O Nascimento do Pequenino Deus



O Nascimento do Pequenino Deus  

O Grupo da Melhor Idade “Flores Belas”, da ONG “Pro Dia Nascer Feliz”, encena, em sua décima edição, nesta sexta-feira, 18 de Dezembro/2015, às 20h, na praça Getúlio Vargas, centro de Santa Rita/Pb, o Auto de Natal “O nascimento do pequenino Deus”, com direção de Adriano Araújo, Nynho Morais e Luiza Flores.
A trupe Flores Belas, composta por 08 (oito) palhaços e palhaças de circo sem lona, levarão a magia dos picadeiros para narrar a história do nascimento de Jesus Cristo com muita alegria. O casal de palhaços Maria e José relembra a história construindo um bom duelo de quem sabe mais.
Segundo o diretor Adriano Araújo, utilizar elementos circenses   para contar de forma festiva a chegada do pequenino Deus é resgatar a tradição cultural dos pequenos e grandes circos. 
Dois grandes palhaços estão sendo homenageados in memorian. O santarritense Parafuso, também conhecido como Tio Paulo, e o pernambucano radicado em Joao Pessoa, Pirulito, personagem de Ismar Pompeu, serviram de inspiração para concepção artística da montagem do espetáculo. Brincadeiras como o que é “o que é?” trazem velhas e boas lembranças dos fatos que marcaram a vinda do pequeno Deus salvar à humanidade.

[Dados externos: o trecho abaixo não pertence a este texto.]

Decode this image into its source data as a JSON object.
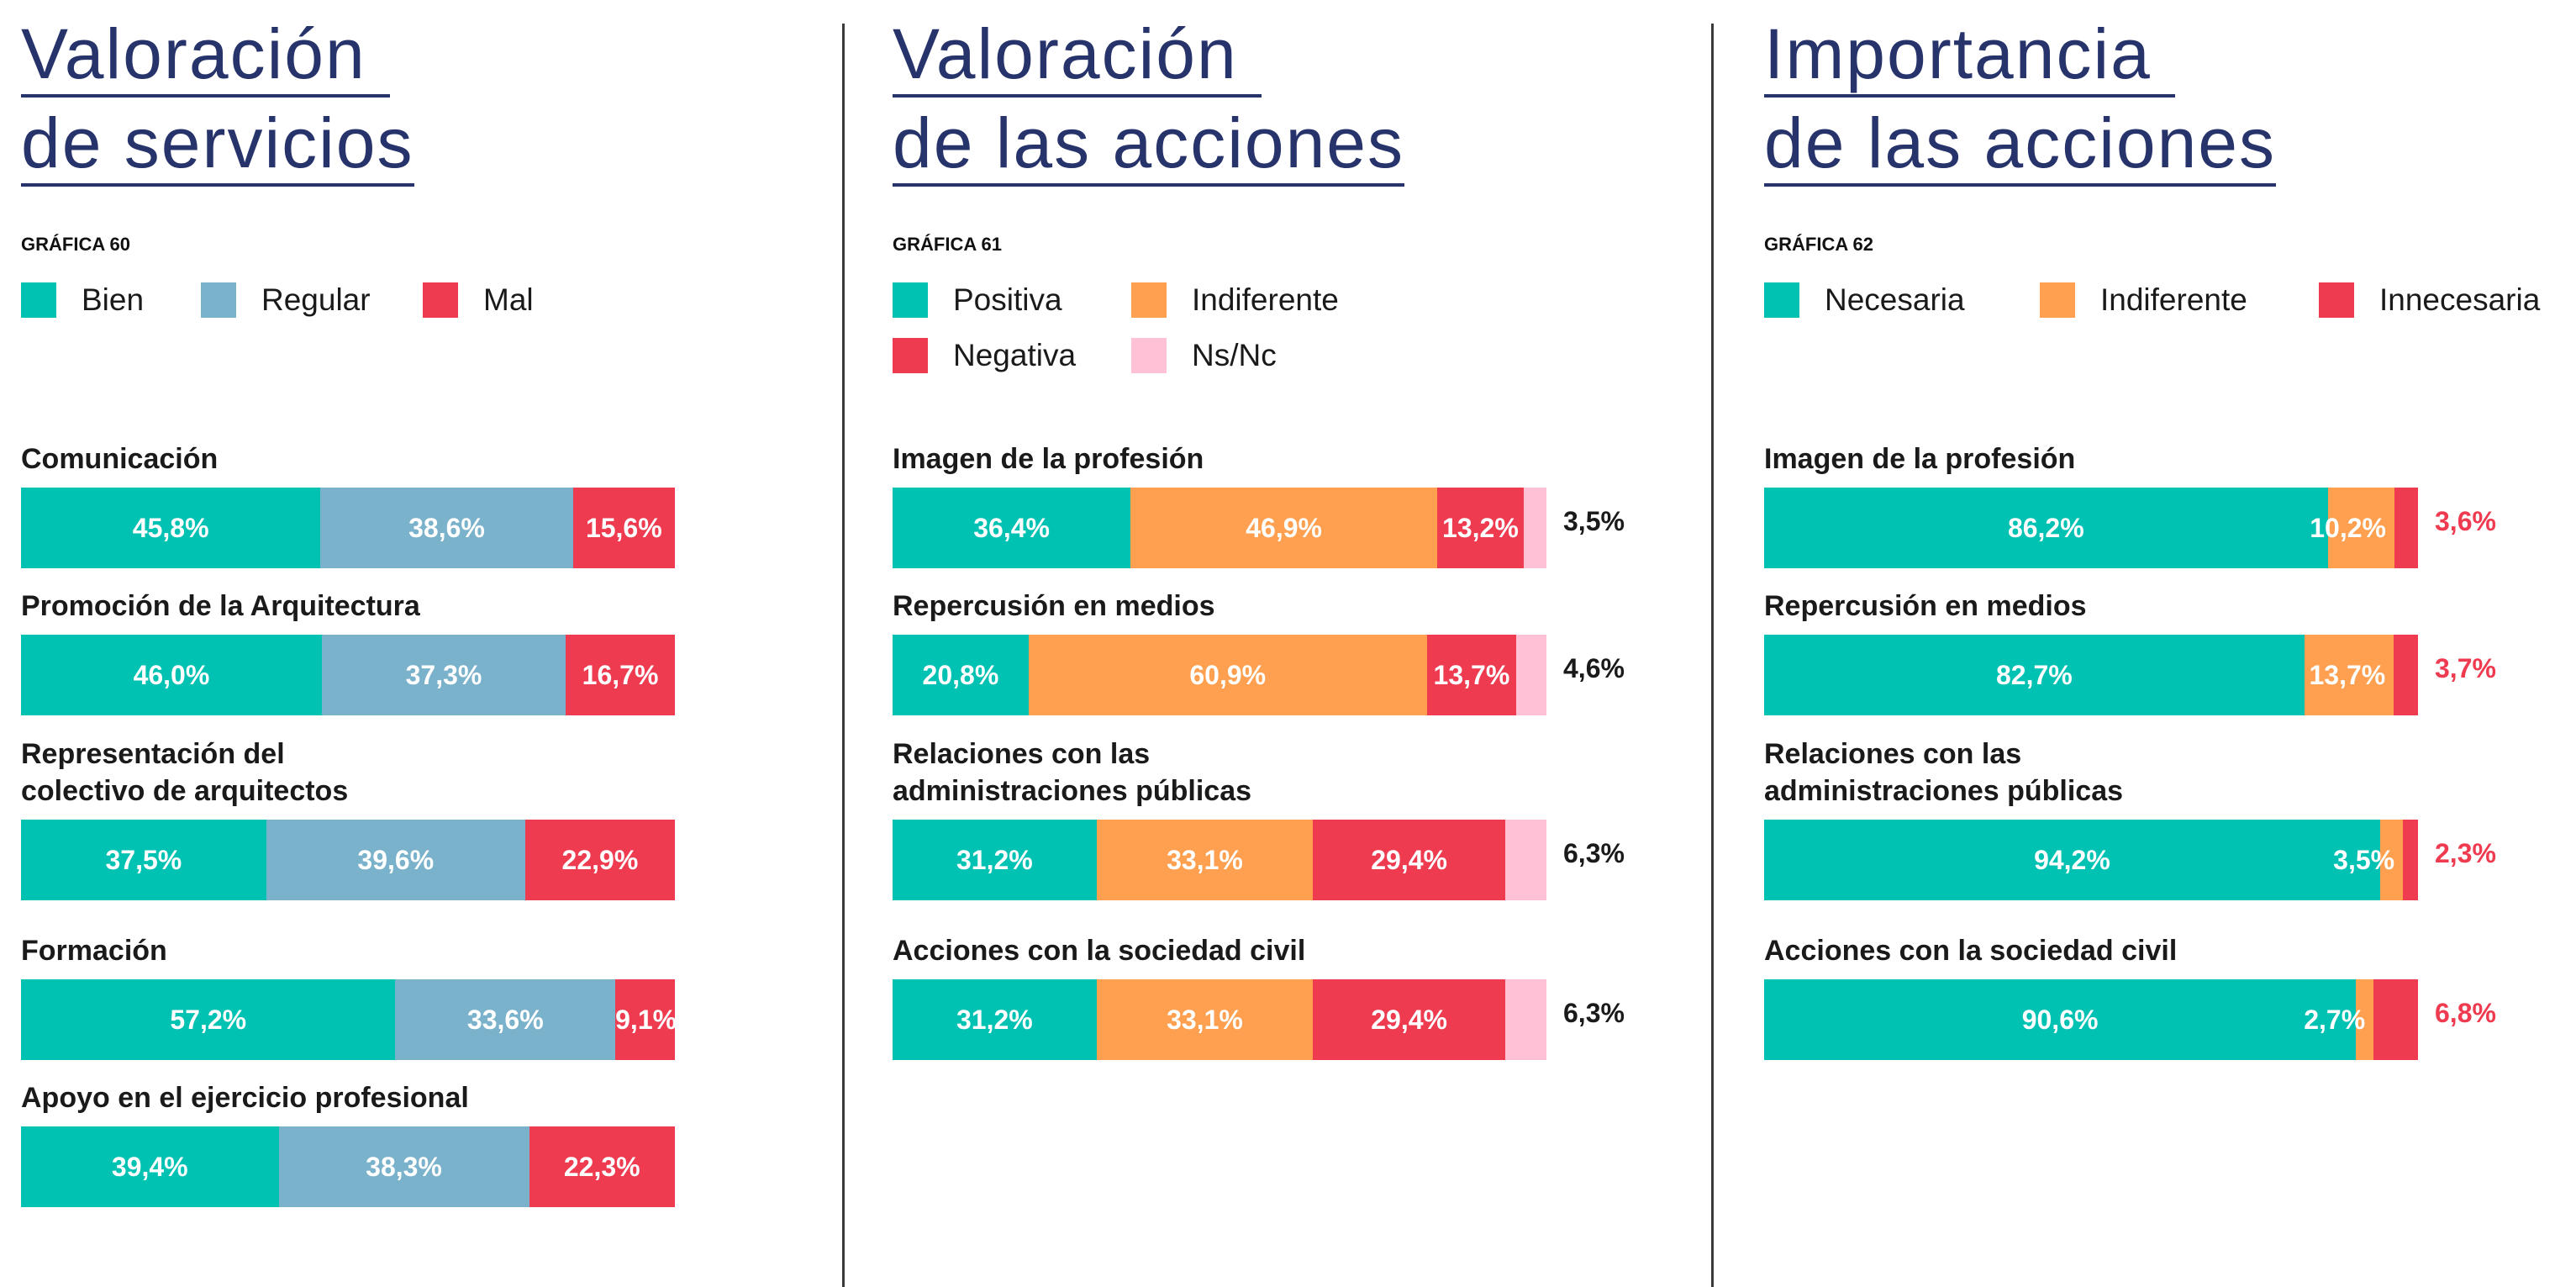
{
  "colors": {
    "title": "#27336b",
    "bien": "#00c2b3",
    "regular": "#7ab1cb",
    "mal": "#ef3b50",
    "positiva": "#00c2b3",
    "indiferente": "#ffa050",
    "negativa": "#ef3b50",
    "nsnc": "#ffc1d6"
  },
  "chart_data": [
    {
      "type": "bar",
      "title_line1": "Valoración",
      "title_line2": "de servicios",
      "chart_number": "GRÁFICA 60",
      "legend": [
        "Bien",
        "Regular",
        "Mal"
      ],
      "categories": [
        {
          "label": [
            "Comunicación"
          ],
          "values": [
            45.8,
            38.6,
            15.6
          ],
          "labels": [
            "45,8%",
            "38,6%",
            "15,6%"
          ]
        },
        {
          "label": [
            "Promoción de la Arquitectura"
          ],
          "values": [
            46.0,
            37.3,
            16.7
          ],
          "labels": [
            "46,0%",
            "37,3%",
            "16,7%"
          ]
        },
        {
          "label": [
            "Representación del",
            "colectivo de arquitectos"
          ],
          "values": [
            37.5,
            39.6,
            22.9
          ],
          "labels": [
            "37,5%",
            "39,6%",
            "22,9%"
          ]
        },
        {
          "label": [
            "Formación"
          ],
          "values": [
            57.2,
            33.6,
            9.1
          ],
          "labels": [
            "57,2%",
            "33,6%",
            "9,1%"
          ]
        },
        {
          "label": [
            "Apoyo en el ejercicio profesional"
          ],
          "values": [
            39.4,
            38.3,
            22.3
          ],
          "labels": [
            "39,4%",
            "38,3%",
            "22,3%"
          ]
        }
      ]
    },
    {
      "type": "bar",
      "title_line1": "Valoración",
      "title_line2": "de las acciones",
      "chart_number": "GRÁFICA 61",
      "legend": [
        "Positiva",
        "Indiferente",
        "Negativa",
        "Ns/Nc"
      ],
      "categories": [
        {
          "label": [
            "Imagen de la profesión"
          ],
          "values": [
            36.4,
            46.9,
            13.2,
            3.5
          ],
          "labels": [
            "36,4%",
            "46,9%",
            "13,2%",
            "3,5%"
          ]
        },
        {
          "label": [
            "Repercusión en medios"
          ],
          "values": [
            20.8,
            60.9,
            13.7,
            4.6
          ],
          "labels": [
            "20,8%",
            "60,9%",
            "13,7%",
            "4,6%"
          ]
        },
        {
          "label": [
            "Relaciones con las",
            "administraciones públicas"
          ],
          "values": [
            31.2,
            33.1,
            29.4,
            6.3
          ],
          "labels": [
            "31,2%",
            "33,1%",
            "29,4%",
            "6,3%"
          ]
        },
        {
          "label": [
            "Acciones con la sociedad civil"
          ],
          "values": [
            31.2,
            33.1,
            29.4,
            6.3
          ],
          "labels": [
            "31,2%",
            "33,1%",
            "29,4%",
            "6,3%"
          ]
        }
      ]
    },
    {
      "type": "bar",
      "title_line1": "Importancia",
      "title_line2": "de las acciones",
      "chart_number": "GRÁFICA 62",
      "legend": [
        "Necesaria",
        "Indiferente",
        "Innecesaria"
      ],
      "categories": [
        {
          "label": [
            "Imagen de la profesión"
          ],
          "values": [
            86.2,
            10.2,
            3.6
          ],
          "labels": [
            "86,2%",
            "10,2%",
            "3,6%"
          ]
        },
        {
          "label": [
            "Repercusión en medios"
          ],
          "values": [
            82.7,
            13.7,
            3.7
          ],
          "labels": [
            "82,7%",
            "13,7%",
            "3,7%"
          ]
        },
        {
          "label": [
            "Relaciones con las",
            "administraciones públicas"
          ],
          "values": [
            94.2,
            3.5,
            2.3
          ],
          "labels": [
            "94,2%",
            "3,5%",
            "2,3%"
          ]
        },
        {
          "label": [
            "Acciones con la sociedad civil"
          ],
          "values": [
            90.6,
            2.7,
            6.8
          ],
          "labels": [
            "90,6%",
            "2,7%",
            "6,8%"
          ]
        }
      ]
    }
  ]
}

A festa do nascimento será celebrada pelo boi de reis do grupo de cultura popular Massapê e da dança dos arcos. As cenas tradicionais irão acontecendo em comum acordo com as lembranças dos palhaços e das palhaças. O cenário do espetáculo é um picadeiro sem lona em contraponto com o adro do Santuário Paróquia Santa Rita de Cássia, onde acontecerão as cenas tradicionais, distribuídas por vários planos, como janelas, torre, escadas e uma gruta natural, que será utilizada de modo a oferecer verdade cênica às imagens bíblicas. Os figurinos e adereços têm assinatura de Luiza Flores, que optou por utilizar tecidos que vão do cetim ao algodão da Bahia, mesclando o colorido com o rústico.
  A cidade de Santa Rita teve, outrora, uma forte tradição em receber circos de diversas partes do país, especialmente num terreno conhecido popularmente por Papo da Coruja, que serviu por muito tempo como local de diversão para várias gerações.
 Para Luiza flores, Adriano Araújo e Nynho Morais, fazer arte na terceira idade é romper barreiras, é quebrar paradigmas no processo de construção dos personagens, notadamente com relação à memorização dos textos, haja vista a diminuição natural do processo de memorização, assim como das capacidades cognitivas, físicas e motoras, e também é provar que tudo é possível quando se quer.
A trupe destaca a importância das parcerias com a Prefeitura Municipal de Santa Rita, através da sua Secretaria de Cultura Desporto e Turismo, a Secretaria de Estado do Desenvolvimento Humano, a gráfica SEDIC, o Centro Social Urbano Francisco Leocádio Ribeiro Coutinho, o estúdio DMIX, o gabinete da deputada Estela Bezerra e o Santuário Santa Rita de Cássia, que viabilizaram a realização do evento.